Turkey bomb attack ‘kills two police and wounds 35’

Sources say Kurdistan Workers Party (PKK) militants behind attack in town of Nusaybin

A file photograph of a member of the youth division of the Kurdistan Workers’ Party (PKK) holds a Rocket Propelled Grenade (RPG). The PKK has been blamed for an attack on the town of Nusaybin in which two police were killed. Photograph: Cagdas Erdogan/Getty Images.

A file photograph of a member of the youth division of the Kurdistan Workers’ Party (PKK) holds a Rocket Propelled Grenade (RPG). The PKK has been blamed for an attack on the town of Nusaybin in which two police were killed. Photograph: Cagdas Erdogan/Getty Images.

 

A car bomb and rocket attack by Kurdish militants killed two police officers and wounded 35 people in the southeastern Turkish province of Mardin on Friday, security sources said.
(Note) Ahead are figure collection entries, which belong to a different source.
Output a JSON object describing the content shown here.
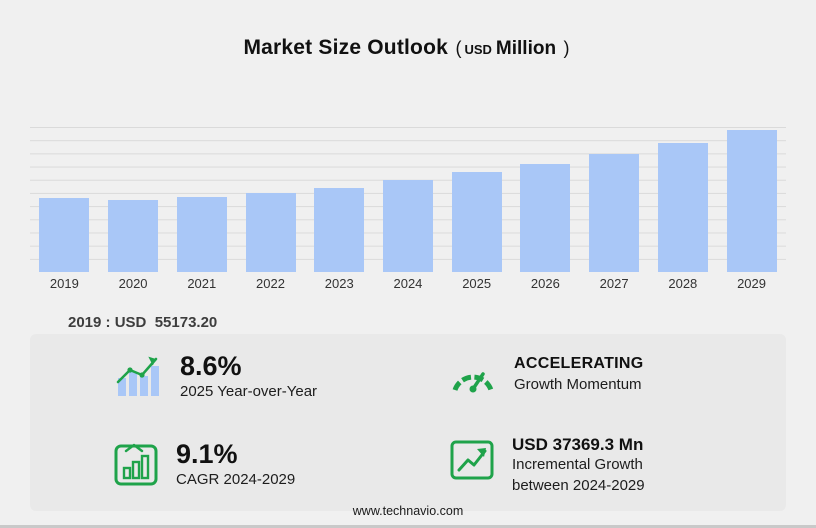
{
  "title": {
    "main": "Market Size Outlook",
    "open_paren": "(",
    "currency": "USD",
    "unit": "Million",
    "close_paren": ")"
  },
  "chart_data": {
    "type": "bar",
    "title": "Market Size Outlook (USD Million)",
    "categories": [
      "2019",
      "2020",
      "2021",
      "2022",
      "2023",
      "2024",
      "2025",
      "2026",
      "2027",
      "2028",
      "2029"
    ],
    "values": [
      55173.2,
      53800,
      55900,
      58900,
      62600,
      68470,
      74360,
      80600,
      87900,
      96300,
      105840
    ],
    "xlabel": "",
    "ylabel": "USD Million",
    "ylim": [
      0,
      108000
    ],
    "grid": true,
    "legend": false,
    "bar_color": "#a9c7f7"
  },
  "annotation": {
    "year": "2019",
    "currency": "USD",
    "value": "55173.20",
    "full": "2019 : USD  55173.20"
  },
  "stats": {
    "yoy": {
      "icon": "bar-chart-growth-arrow",
      "value": "8.6%",
      "label": "2025 Year-over-Year"
    },
    "momentum": {
      "icon": "speedometer",
      "value": "ACCELERATING",
      "label": "Growth Momentum"
    },
    "cagr": {
      "icon": "framed-bar-chart",
      "value": "9.1%",
      "label": "CAGR 2024-2029"
    },
    "incremental": {
      "icon": "framed-line-chart-arrow",
      "value": "USD 37369.3 Mn",
      "label_line1": "Incremental Growth",
      "label_line2": "between 2024-2029"
    }
  },
  "footer": {
    "url": "www.technavio.com"
  },
  "colors": {
    "page_bg": "#f0f0f0",
    "panel_bg": "#e9e9e9",
    "bar": "#a9c7f7",
    "accent_green": "#1fa34a"
  }
}
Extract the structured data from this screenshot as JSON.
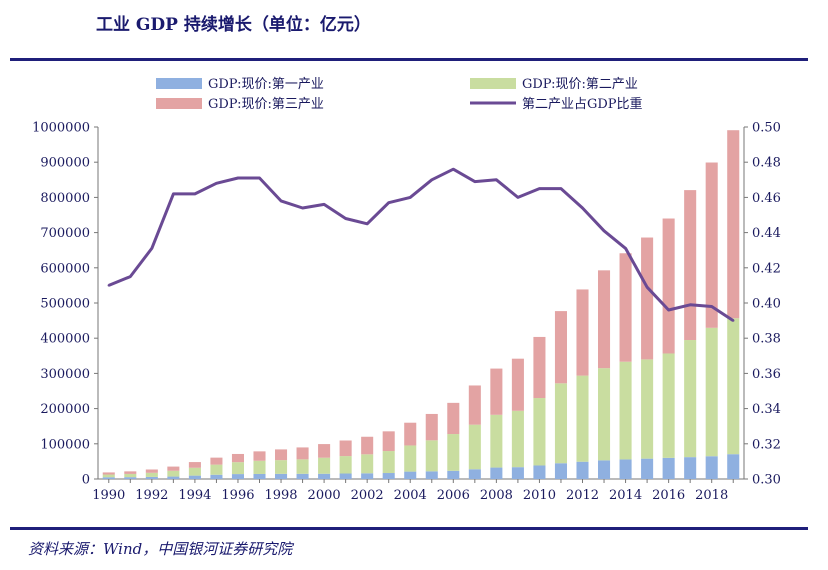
{
  "header": {
    "title": "工业 GDP 持续增长（单位：亿元）"
  },
  "footer": {
    "source": "资料来源：Wind，中国银河证券研究院"
  },
  "colors": {
    "primary": "#8fb0e0",
    "secondary": "#c9dda0",
    "tertiary": "#e3a3a3",
    "line": "#6a4a94",
    "rule": "#1f1f7a",
    "text": "#1a1a5e"
  },
  "chart_data": {
    "type": "bar",
    "stacked": true,
    "categories": [
      1990,
      1991,
      1992,
      1993,
      1994,
      1995,
      1996,
      1997,
      1998,
      1999,
      2000,
      2001,
      2002,
      2003,
      2004,
      2005,
      2006,
      2007,
      2008,
      2009,
      2010,
      2011,
      2012,
      2013,
      2014,
      2015,
      2016,
      2017,
      2018,
      2019
    ],
    "x_tick_labels": [
      "1990",
      "1992",
      "1994",
      "1996",
      "1998",
      "2000",
      "2002",
      "2004",
      "2006",
      "2008",
      "2010",
      "2012",
      "2014",
      "2016",
      "2018"
    ],
    "series": [
      {
        "name": "GDP:现价:第一产业",
        "axis": "left",
        "values": [
          5000,
          5300,
          5900,
          6900,
          9600,
          12100,
          14000,
          14300,
          14600,
          14800,
          14900,
          15600,
          16200,
          17000,
          21000,
          21800,
          23300,
          27700,
          32500,
          33600,
          38400,
          44800,
          49100,
          53000,
          55600,
          57800,
          60100,
          62100,
          64700,
          70500
        ]
      },
      {
        "name": "GDP:现价:第二产业",
        "axis": "left",
        "values": [
          7700,
          9100,
          11700,
          16500,
          22300,
          28700,
          33800,
          37500,
          39000,
          41000,
          45600,
          49500,
          53900,
          62400,
          74300,
          88100,
          104400,
          126600,
          149900,
          160200,
          191600,
          227000,
          244600,
          261900,
          277600,
          282000,
          296500,
          332700,
          364800,
          386200
        ]
      },
      {
        "name": "GDP:现价:第三产业",
        "axis": "left",
        "values": [
          6000,
          7300,
          9400,
          11900,
          16200,
          19900,
          23300,
          26700,
          30500,
          33900,
          38700,
          44300,
          49900,
          56000,
          64600,
          74900,
          88600,
          111400,
          131300,
          148000,
          173600,
          205200,
          244800,
          277900,
          308100,
          346200,
          383400,
          425900,
          469600,
          534200
        ]
      },
      {
        "name": "第二产业占GDP比重",
        "axis": "right",
        "type": "line",
        "values": [
          0.41,
          0.415,
          0.431,
          0.462,
          0.462,
          0.468,
          0.471,
          0.471,
          0.458,
          0.454,
          0.456,
          0.448,
          0.445,
          0.457,
          0.46,
          0.47,
          0.476,
          0.469,
          0.47,
          0.46,
          0.465,
          0.465,
          0.454,
          0.441,
          0.431,
          0.409,
          0.396,
          0.399,
          0.398,
          0.39
        ]
      }
    ],
    "ylim_left": [
      0,
      1000000
    ],
    "yticks_left": [
      "0",
      "100000",
      "200000",
      "300000",
      "400000",
      "500000",
      "600000",
      "700000",
      "800000",
      "900000",
      "1000000"
    ],
    "ylim_right": [
      0.3,
      0.5
    ],
    "yticks_right": [
      "0.30",
      "0.32",
      "0.34",
      "0.36",
      "0.38",
      "0.40",
      "0.42",
      "0.44",
      "0.46",
      "0.48",
      "0.50"
    ],
    "title": "",
    "xlabel": "",
    "ylabel": "",
    "legend_position": "top",
    "grid": false
  }
}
The attack was carried out around 6am (4am GMT) by Kurdistan Workers Party (PKK) militants in the town of Nusaybin, near the Syrian border, they said. There was no immediate claim of responsibility.

The Turkish news agency Anadolu Agency said the attack targeted a traffic police station as well as police lodgings in the town.

A ceasefire between the PKK and the state collapsed last July and attacks on Turkey’s security forces have since increased amid a surge in violence in the predominantly Kurdish southeast that has killed hundreds of people.

Violence has also increased elsewhere in Turkey. A suicide car bombing targeting military buses in Ankara killed 29 people last month. The government said that attack was carried out by a member of the Syrian Kurdish YPG militia with help from the PKK.

Turkey has also become a target for Islamic State militants, who are blamed for three suicide bombings - one last year in the town of Suruc near the Syrian border and another in the capital, Ankara, and one in Istanbul in January. Those attacks killed more than 140 people.

The PKK, considered a terrorist group by Turkey, the United States and the European Union, launched a separatist armed rebellion against Turkey in 1984. More than 40,000 people, mostly Kurds, have since been killed.